Status: 🚧 Partial (Registration automated via DVC; Staging→Production gate is manual)

Role of the registry

The MLflow Model Registry serves as the single source of truth for deployable models.


Current Implementation

✅ MLflow Tracking

All training runs are logged to MLflow with: - Hyperparameters - Metrics (accuracy, precision, recall, F1) - Artifacts (models, plots, confusion matrices) - Code version (git commit)

Evidence:

mlflow ui --port 5001
# Navigate to experiments tab

✅ Automated Registration via DVC

Model registration is the final stage of the DVC pipeline (dvc.yaml):

register_model:
  cmd: python -m src.pipelines cli-register-model data/models/run_id.json
  deps:
    - data/models/run_id.json
    - src/pipelines/register_model.py

src/pipelines/register_model.py performs: 1. Creates the registered model if it doesn’t exist (idempotent). 2. Creates a new model version from the training run. 3. Transitions the version to settings.mlflow.model_stage (default: Staging).

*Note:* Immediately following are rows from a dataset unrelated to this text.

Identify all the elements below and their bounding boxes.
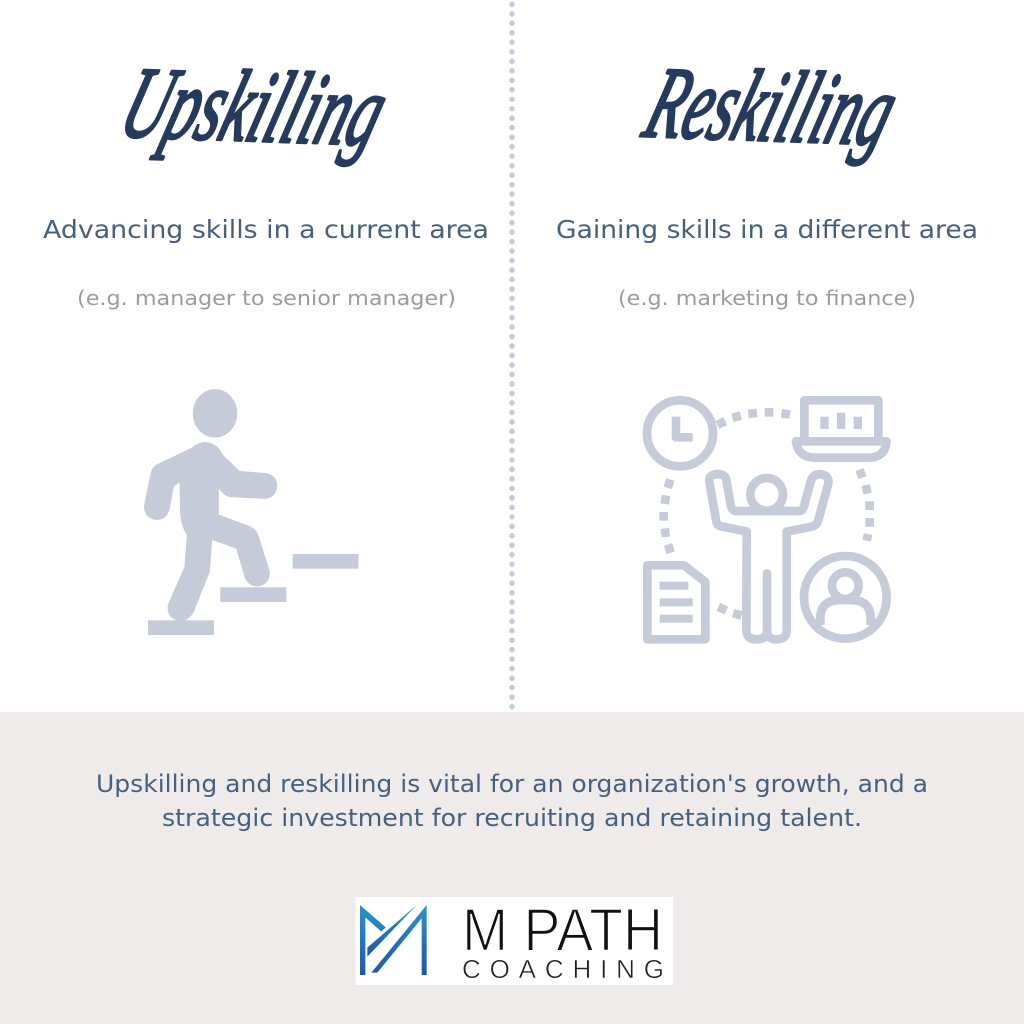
subheading: reskilling definition: Gaining skills in a different area [556,215,978,244]
summary text: strategic investment for recruiting and retaining talent. [162,804,862,832]
logo tagline: COACHING [462,954,664,984]
panel: upskilling [43,46,489,635]
logo wordmark: M PATH [462,896,663,964]
summary text: Upskilling and reskilling is vital for an organization's growth, and a [96,770,928,798]
panel: reskilling [556,46,978,639]
panel: bottom summary band [0,712,1024,1024]
example: upskilling: (e.g. manager to senior manager) [77,286,456,310]
example: reskilling: (e.g. marketing to finance) [618,286,916,310]
summary text [96,770,928,832]
subheading: upskilling definition: Advancing skills in a current area [43,215,489,244]
logo mark [360,904,427,975]
icon: person climbing stairs [145,390,358,635]
heading: Upskilling: Upskilling [109,46,401,167]
icon: person surrounded by skills [647,400,887,639]
logo: M Path Coaching [356,896,673,985]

Re-running dvc repro with the same run_id is safe (idempotent by design).

🚧 Manual: Staging → Production Promotion

Promoting a model from Staging to Production requires manual approval. This is a deliberate quality gate — not a missing feature.

Future workflow (Phase 5): 1. Validation metrics compared against thresholds. 2. If better than current production model → auto-promote to Staging. 3. After canary test period → Production. 4. Old model → Archived.


Model Lifecycle

Stage Meaning
None Freshly registered from training run
Staging Registered by register_model DVC stage; ready for testing
Production Currently served by API workers
Archived Deprecated; kept for reproducibility

Deployment Coupling

PredictionService (in src/app/services/predict.py) loads the model via:

mlflow.pyfunc.load_model(f"models:/{model_name}/{stage}")

Stage is read from settings.mlflow.model_stage — changing the stage in the registry switches the served model without redeployment.


Rollback

Rollback: transition a previous version to Production in MLflow UI or API. No retraining required.